The DOL has information indicating that in at least some cases the firm improperly instructed clients who filed permanent labor certification applications to contact their attorney before hiring apparently qualified U.S. workers. The audits will determine which, if any, applications should be denied or placed into department-supervised recruitment because of improper attorney involvement in the consideration of U.S. worker applicants.
“The DOL’s decision to further investigate these applications will help ensure the integrity of the permanent labor certification process and ultimately protect job opportunities for American workers,” said Gregory F. Jacob, solicitor of labor. “The DOL takes seriously its responsibility to ensure that American workers have access to jobs they are qualified and willing to do and that their wages and working conditions are not adversely affected by the hiring of foreign workers.”
The permanent labor certification process, established by the Immigration and Nationality Act (INA), allows employers to sponsor aliens for permanent residence (secure a “green card”) to fill positions for which no qualified, willing and available U.S. workers can be found. The department’s regulations set forth detailed procedures by which an employer seeking certification must demonstrate that no qualified U.S. workers can be located.
The department’s regulations specifically prohibit an employer’s immigration attorney or agent from participating in considering the qualifications of U.S. workers who apply for positions for which certification is sought, unless the attorney is normally involved in the employer’s routine hiring process.

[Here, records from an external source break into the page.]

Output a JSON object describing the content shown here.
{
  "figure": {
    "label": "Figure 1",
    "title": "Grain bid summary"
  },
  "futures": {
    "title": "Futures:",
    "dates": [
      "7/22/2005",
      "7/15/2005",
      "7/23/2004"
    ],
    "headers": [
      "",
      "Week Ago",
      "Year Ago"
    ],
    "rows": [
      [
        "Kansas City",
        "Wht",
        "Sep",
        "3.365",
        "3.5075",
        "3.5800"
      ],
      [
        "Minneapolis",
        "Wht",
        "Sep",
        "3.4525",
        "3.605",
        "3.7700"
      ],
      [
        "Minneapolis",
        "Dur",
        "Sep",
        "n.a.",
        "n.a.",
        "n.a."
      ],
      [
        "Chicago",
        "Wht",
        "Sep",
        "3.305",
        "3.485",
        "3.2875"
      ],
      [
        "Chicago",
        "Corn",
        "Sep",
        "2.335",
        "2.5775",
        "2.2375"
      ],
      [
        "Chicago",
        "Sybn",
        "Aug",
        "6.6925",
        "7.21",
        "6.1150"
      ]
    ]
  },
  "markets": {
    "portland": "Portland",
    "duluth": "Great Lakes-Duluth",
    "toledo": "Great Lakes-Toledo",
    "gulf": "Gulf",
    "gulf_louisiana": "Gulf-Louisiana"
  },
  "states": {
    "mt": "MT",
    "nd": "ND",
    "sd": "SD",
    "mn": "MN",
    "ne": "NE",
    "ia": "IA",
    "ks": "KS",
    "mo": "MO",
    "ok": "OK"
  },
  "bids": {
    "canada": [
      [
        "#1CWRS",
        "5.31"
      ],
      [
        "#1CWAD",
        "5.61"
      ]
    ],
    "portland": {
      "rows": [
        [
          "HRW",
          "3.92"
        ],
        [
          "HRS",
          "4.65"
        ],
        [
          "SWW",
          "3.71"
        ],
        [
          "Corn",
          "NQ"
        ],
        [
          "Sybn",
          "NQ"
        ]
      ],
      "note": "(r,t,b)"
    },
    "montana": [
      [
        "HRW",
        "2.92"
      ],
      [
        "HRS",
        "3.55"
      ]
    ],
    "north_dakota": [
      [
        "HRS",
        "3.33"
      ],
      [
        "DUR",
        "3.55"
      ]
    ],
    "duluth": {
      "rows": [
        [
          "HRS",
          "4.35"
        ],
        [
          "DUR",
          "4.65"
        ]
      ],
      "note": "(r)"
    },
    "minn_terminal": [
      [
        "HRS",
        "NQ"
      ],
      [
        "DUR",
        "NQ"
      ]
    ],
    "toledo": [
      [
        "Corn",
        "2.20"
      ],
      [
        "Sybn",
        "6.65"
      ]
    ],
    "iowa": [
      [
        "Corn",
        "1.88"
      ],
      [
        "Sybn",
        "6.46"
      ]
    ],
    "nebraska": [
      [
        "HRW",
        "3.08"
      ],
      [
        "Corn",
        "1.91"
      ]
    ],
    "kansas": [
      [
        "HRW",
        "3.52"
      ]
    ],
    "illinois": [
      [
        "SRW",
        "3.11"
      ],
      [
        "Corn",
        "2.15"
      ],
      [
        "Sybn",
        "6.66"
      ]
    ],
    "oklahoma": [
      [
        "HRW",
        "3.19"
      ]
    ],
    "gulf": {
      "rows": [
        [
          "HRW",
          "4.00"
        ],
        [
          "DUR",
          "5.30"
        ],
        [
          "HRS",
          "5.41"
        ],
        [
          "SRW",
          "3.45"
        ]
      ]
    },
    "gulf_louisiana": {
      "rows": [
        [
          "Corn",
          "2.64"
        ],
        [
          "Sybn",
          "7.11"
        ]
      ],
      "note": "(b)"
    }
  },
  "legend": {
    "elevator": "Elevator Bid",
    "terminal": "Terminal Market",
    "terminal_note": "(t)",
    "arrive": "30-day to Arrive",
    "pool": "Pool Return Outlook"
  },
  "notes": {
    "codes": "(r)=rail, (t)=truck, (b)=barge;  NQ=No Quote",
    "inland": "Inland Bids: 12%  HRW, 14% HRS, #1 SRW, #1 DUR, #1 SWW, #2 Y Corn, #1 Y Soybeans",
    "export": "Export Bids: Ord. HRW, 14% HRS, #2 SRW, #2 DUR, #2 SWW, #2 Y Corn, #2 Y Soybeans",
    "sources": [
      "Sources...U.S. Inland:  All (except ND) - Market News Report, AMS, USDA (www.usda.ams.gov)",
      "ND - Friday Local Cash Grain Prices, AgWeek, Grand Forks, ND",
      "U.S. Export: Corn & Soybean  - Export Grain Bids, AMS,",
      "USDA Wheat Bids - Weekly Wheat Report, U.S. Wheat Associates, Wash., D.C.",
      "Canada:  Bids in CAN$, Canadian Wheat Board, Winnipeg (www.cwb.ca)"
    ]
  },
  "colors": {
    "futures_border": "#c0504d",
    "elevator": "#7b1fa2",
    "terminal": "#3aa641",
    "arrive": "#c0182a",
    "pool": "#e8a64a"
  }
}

Where an employer does not normally involve immigration attorneys in its hiring process, there is no legitimate reason to consult with immigration attorneys before hiring apparently qualified U.S. workers who have responded to recruitment required by the permanent labor certification program.
In 2004, the department adopted reforms streamlining the permanent labor certification process by moving to an attestation-based system. Audits of applications are one of the major deterrents used by the department to ensure program integrity.